Sementara di internalnya sendiri, Cina cenderung menggunakan ‘pendekatan naga’ (hard power) daripada ‘pendekatan panda’ (smart power). Ia menutup akses masuk atas pengaruh asing di Hongkong dan Xinjiang, kenapa? Meski Hongkong tidak punya SDA sama sekali, tapi status ekonomi sebagai sepuluh pelabuhan tersibuk di dunia sungguh menggiurkan. Inilah sumberdaya menggiurkan bagi kaum kapitalis dalam perspektif geopolitik, sehingga membuatnya diperebutkan oleh para adidaya. Estimasinya, apabila jebol di Hongkong maka kolonialisme asing dalam ujud sphere of influence akan sulit dibendung. Tidak boleh dipungkiri, Hongkong ialah bagian ‘Geostrategi (pertahanan) Naga’ dan salah satu sumber bagi pertumbuhan ekonomi Cina.

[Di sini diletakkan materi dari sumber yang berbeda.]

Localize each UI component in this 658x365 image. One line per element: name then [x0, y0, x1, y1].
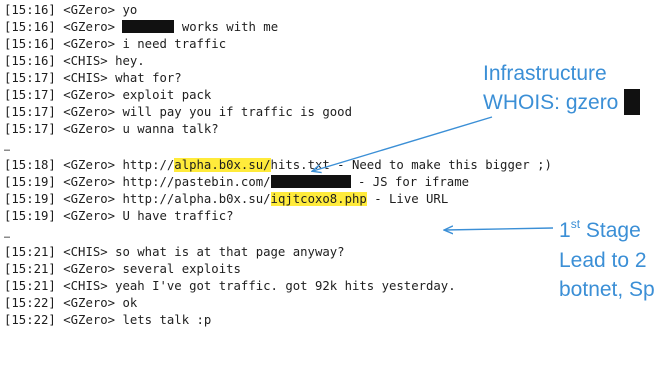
stage-line2: Lead to 2: [559, 249, 647, 272]
stage-line3: botnet, Sp: [559, 278, 655, 301]
annotation-arrows: [0, 116, 554, 365]
infrastructure-label: Infrastructure: [483, 62, 607, 85]
stage-label: 1st Stage: [559, 217, 641, 242]
stage-arrow: [445, 228, 554, 230]
whois-label: WHOIS: gzero: [483, 89, 641, 116]
infrastructure-arrow: [313, 116, 493, 171]
redaction-box: [624, 89, 641, 115]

Pendekatan naga di Xinjiang berbeda lagi, ketika suku (Uigur) asli yang mendiami Xinjiang adalah mayoritas muslim, maka seperti halnya perilaku kolonialisme Barat di dunia muslim, Cina pun ‘menciptakan konflik’ di daerah yang memiliki potensi besar atas minyak ini. Ia drop dan mobilisir suku Han dalam jumlah besar guna meminggirkan suku (asli) Uigur. Konflik komunal pun pecah berlarut hingga kini, mengapa? Oleh karena konflik merupakan modus geostrateginya dalam rangka mengendalikan Xinjiang agar tidak seliar Hongkong. Ya, dalam perspektif pendekatan naga, Hongkong dinilai “liar” serta agak sulit dikendalikan akibat lama bergabung dengan Barat (Inggris). Selanjutnya, tujuan konflik itu sendiri — adalah upaya Cina mereduksi pengaruh asing di Xinjiang, khususnya pengaruh negara-negara muslim dari (perbatasan) Asia Tengah.

Mengingat banyak kendala dalam membangun aliansi dengan negara-negara di sekitar Laut Cina, maka solusi terbaik dari beberapa alternatif buruk lainnya ialah ‘menciptakan konflik’. Harap maklum, jika beberapa accident di perairan baik dengan Jepang , Philipina, Vietnam maupun melawan AS sendiri — Cina terlihat sangat agresif. Ingin segera berlaga. Di satu sisi, apakah keberaniannya melawan AS karena didukung dua aliansi (BRICS dan SCO)? Mungkin juga. Sedang pada sisi lain, Paman Sam —saat ini— terkesan menghindari benturan secara langsung dengan Cina di perairan. Entah kenapa. Menunggu lengkapnya 60% armada laut (2020)-nya, atau Paman Sam hendak membenturkan Cina dengan para negara proxy-nya, atau karena faktor besarnya utang AS kepada Cina?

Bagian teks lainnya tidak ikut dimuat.